The Goods (2009)
Stars: Jeremy Piven and James Brolin
Director: Neal Brennan
Plugs: Arby’s, Pepsi, Toyota
In the new comedy The Goods: Live Hard, Sell Hard, Jeremy Piven stars as Don Ready, a shady, fast-talking, go-getting car salesman extraordinaire. He’s the type who can sell ice to Eskimos and inspire his crew (David Koechner, Ving Rhames and Kathryn Hahn) to do the same. He’s quick with a quip and good with the ladies—in particular the daughter of Ben Selleck (James Brolin), a man who hires Don to revive his faltering Temecula, California, car dealership.
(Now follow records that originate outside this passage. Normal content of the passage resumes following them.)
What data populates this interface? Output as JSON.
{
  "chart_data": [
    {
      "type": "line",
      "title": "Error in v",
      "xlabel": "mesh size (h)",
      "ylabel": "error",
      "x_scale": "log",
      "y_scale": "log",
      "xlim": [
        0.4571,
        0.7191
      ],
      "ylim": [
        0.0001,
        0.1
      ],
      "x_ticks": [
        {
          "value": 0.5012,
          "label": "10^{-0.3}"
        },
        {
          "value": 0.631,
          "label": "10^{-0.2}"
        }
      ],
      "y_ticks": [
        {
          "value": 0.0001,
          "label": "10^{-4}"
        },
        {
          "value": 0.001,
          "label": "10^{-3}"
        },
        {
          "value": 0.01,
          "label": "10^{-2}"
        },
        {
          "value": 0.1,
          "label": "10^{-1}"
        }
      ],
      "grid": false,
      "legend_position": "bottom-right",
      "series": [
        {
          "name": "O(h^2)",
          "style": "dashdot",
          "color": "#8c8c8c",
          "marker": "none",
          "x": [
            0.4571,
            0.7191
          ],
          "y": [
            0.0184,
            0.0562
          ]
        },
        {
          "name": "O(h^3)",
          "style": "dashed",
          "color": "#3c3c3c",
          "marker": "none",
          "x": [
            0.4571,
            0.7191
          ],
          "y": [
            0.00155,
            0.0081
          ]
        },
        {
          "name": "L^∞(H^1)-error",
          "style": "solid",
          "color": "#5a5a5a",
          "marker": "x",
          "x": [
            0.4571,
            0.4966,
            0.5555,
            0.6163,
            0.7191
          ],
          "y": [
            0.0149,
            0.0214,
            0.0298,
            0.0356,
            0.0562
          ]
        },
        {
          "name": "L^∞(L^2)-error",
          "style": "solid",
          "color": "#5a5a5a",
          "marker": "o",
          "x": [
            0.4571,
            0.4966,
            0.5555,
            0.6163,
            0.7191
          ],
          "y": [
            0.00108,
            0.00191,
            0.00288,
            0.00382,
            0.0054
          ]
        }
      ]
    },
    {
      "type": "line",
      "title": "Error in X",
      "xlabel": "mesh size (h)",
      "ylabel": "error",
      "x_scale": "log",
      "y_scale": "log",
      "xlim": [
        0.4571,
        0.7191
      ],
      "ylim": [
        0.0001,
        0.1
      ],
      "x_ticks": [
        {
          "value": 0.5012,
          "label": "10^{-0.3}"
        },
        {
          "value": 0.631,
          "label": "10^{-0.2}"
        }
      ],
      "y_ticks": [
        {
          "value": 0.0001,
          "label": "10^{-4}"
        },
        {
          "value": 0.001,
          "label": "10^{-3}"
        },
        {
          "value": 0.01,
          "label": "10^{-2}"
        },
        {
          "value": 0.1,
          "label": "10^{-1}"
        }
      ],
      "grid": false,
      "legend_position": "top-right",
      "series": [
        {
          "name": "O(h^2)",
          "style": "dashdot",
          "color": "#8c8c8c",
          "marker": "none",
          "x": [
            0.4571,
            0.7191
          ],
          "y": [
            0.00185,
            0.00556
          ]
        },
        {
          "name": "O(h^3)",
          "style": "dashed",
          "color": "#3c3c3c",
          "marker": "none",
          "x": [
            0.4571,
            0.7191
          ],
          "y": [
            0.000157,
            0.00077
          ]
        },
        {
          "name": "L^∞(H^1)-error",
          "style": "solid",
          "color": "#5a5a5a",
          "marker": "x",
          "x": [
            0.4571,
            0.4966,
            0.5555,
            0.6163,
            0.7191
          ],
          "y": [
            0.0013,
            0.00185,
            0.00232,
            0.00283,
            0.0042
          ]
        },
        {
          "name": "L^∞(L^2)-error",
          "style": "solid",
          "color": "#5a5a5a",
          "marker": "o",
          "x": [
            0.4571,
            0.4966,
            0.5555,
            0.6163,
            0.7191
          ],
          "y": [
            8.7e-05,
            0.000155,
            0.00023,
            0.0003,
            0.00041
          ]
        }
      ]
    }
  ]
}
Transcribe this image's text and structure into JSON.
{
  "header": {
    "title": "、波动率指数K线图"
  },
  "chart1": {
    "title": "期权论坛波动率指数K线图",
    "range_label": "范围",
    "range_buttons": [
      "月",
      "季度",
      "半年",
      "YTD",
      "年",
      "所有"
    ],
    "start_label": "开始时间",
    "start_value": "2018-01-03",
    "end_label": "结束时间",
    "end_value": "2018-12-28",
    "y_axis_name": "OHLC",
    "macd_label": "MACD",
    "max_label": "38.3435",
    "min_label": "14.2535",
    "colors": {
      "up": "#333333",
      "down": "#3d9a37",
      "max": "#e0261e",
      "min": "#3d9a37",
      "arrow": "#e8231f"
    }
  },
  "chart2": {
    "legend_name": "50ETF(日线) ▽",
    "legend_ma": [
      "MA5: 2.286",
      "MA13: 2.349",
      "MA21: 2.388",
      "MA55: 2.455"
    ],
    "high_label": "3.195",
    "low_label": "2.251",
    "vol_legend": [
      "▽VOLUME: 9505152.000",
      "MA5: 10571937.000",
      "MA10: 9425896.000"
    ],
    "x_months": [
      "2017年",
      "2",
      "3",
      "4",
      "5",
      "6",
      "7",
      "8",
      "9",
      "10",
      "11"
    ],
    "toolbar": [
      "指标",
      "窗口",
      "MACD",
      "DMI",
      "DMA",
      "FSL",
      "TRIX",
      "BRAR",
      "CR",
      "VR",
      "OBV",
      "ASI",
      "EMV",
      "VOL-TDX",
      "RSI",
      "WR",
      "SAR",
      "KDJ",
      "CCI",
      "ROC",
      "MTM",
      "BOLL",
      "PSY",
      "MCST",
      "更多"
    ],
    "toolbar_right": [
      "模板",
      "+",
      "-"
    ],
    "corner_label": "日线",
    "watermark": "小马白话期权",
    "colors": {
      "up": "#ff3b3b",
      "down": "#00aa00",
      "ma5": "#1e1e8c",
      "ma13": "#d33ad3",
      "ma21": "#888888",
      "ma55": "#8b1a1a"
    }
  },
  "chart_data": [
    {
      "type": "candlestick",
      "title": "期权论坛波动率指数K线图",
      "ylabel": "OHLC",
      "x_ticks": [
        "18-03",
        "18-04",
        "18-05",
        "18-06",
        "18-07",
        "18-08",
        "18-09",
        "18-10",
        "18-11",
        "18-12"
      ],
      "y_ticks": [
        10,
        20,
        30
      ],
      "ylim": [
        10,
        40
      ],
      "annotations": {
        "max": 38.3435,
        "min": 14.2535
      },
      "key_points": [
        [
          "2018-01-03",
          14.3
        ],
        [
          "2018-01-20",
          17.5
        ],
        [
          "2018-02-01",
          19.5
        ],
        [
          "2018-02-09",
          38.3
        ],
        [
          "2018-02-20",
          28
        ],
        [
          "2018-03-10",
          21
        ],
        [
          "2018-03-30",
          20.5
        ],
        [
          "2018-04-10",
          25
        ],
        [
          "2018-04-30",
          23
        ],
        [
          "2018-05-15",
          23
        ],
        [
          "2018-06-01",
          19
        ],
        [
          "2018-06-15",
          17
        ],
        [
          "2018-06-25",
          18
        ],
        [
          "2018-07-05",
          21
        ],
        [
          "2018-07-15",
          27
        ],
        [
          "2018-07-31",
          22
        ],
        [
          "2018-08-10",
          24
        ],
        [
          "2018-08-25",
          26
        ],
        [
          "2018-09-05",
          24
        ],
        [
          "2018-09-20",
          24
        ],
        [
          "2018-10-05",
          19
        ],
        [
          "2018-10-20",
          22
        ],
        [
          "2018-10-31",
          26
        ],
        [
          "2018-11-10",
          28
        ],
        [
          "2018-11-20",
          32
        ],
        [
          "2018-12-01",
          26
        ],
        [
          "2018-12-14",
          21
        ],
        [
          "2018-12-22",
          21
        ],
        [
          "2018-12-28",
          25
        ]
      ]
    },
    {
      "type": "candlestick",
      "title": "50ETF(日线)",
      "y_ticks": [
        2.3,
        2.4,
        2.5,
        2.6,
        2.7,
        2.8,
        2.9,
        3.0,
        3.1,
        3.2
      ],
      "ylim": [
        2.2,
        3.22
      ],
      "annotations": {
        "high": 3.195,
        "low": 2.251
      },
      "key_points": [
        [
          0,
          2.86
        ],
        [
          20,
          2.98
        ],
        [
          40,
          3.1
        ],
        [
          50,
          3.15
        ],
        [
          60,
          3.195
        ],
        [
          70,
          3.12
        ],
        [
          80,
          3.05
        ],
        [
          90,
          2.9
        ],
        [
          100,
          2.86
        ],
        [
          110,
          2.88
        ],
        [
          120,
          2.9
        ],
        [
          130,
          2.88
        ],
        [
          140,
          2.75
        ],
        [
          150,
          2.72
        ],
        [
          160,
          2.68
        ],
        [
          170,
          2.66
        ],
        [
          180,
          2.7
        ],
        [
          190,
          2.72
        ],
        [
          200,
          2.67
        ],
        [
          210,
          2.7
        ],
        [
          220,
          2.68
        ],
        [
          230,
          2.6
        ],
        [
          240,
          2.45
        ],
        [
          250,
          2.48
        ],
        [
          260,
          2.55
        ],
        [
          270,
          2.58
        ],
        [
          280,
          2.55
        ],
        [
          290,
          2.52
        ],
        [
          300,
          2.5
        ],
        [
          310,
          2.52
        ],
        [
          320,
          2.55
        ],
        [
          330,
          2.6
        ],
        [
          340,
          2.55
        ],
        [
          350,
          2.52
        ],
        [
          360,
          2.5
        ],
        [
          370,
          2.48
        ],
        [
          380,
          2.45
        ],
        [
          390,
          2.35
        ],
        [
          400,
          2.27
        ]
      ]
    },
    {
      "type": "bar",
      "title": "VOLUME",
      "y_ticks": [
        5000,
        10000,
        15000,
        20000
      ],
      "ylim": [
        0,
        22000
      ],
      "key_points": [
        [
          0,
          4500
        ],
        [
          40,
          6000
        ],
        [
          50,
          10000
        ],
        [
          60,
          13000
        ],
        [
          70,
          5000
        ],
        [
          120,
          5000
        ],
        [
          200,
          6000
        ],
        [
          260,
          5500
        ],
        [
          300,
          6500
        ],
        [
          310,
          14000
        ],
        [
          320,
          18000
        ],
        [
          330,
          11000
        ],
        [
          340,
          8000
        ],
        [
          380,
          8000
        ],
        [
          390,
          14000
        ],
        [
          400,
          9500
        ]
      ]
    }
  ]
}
The film demonstrates Ready’s allegedly amazing gift of gab early on, when he starts to light up a cigarette on an airplane. He is of course immediately chastised by a flight attendant, but responds with a rousing, jingoistic speech about his right to light up in the land of the free. Cut to a flying party in the sky where the crew and passengers are smoking and drinking.
There’s something inherently interesting about desperate salespeople, whether the sad sacks in Glengarry Glen Ross, or the con men in the 1980 film Used Cars. With salesmen, the conflict is inherent in the character: either they can make the sale (or quota) or they can’t. Ready and his crew do everything they can to sell Selleck’s cars ahead of a buyout from a rival car dealer, played by Alan Thicke. It’s up to Ready to save the day by selling every last car off the lot by the weekend. Can he do it? Of course, that goal is secondary to the avalanche of jokes (some racy, some stupid, some raunchy) that ensues.
The film’s pace (and therefore comedy quotient) slows down when the writers shoehorned in a love story involving Ready’s implausible desire to give up the road life and settle down—after all, there must be a character arc. Will Ferrell, whose appearance in films has been scientifically proven to have a deadening effect on comedy, shows up in a cameo appearance carefully edited for length to avoid Ferrell fatigue.
The Goods often comes off less as a complete, considered movie than as a series of comedy sketches loosely strung together. To be sure, a lot of the jokes and situations carry their comedic weight. The film has many, many supporting characters—most of them played by seasoned comedy actors with a great sense of timing—who provide a few funny lines. The Goods is hardly comedy gold, though coming as it does from folks who brought you Old School and Stepbrothers, is better than you might expect.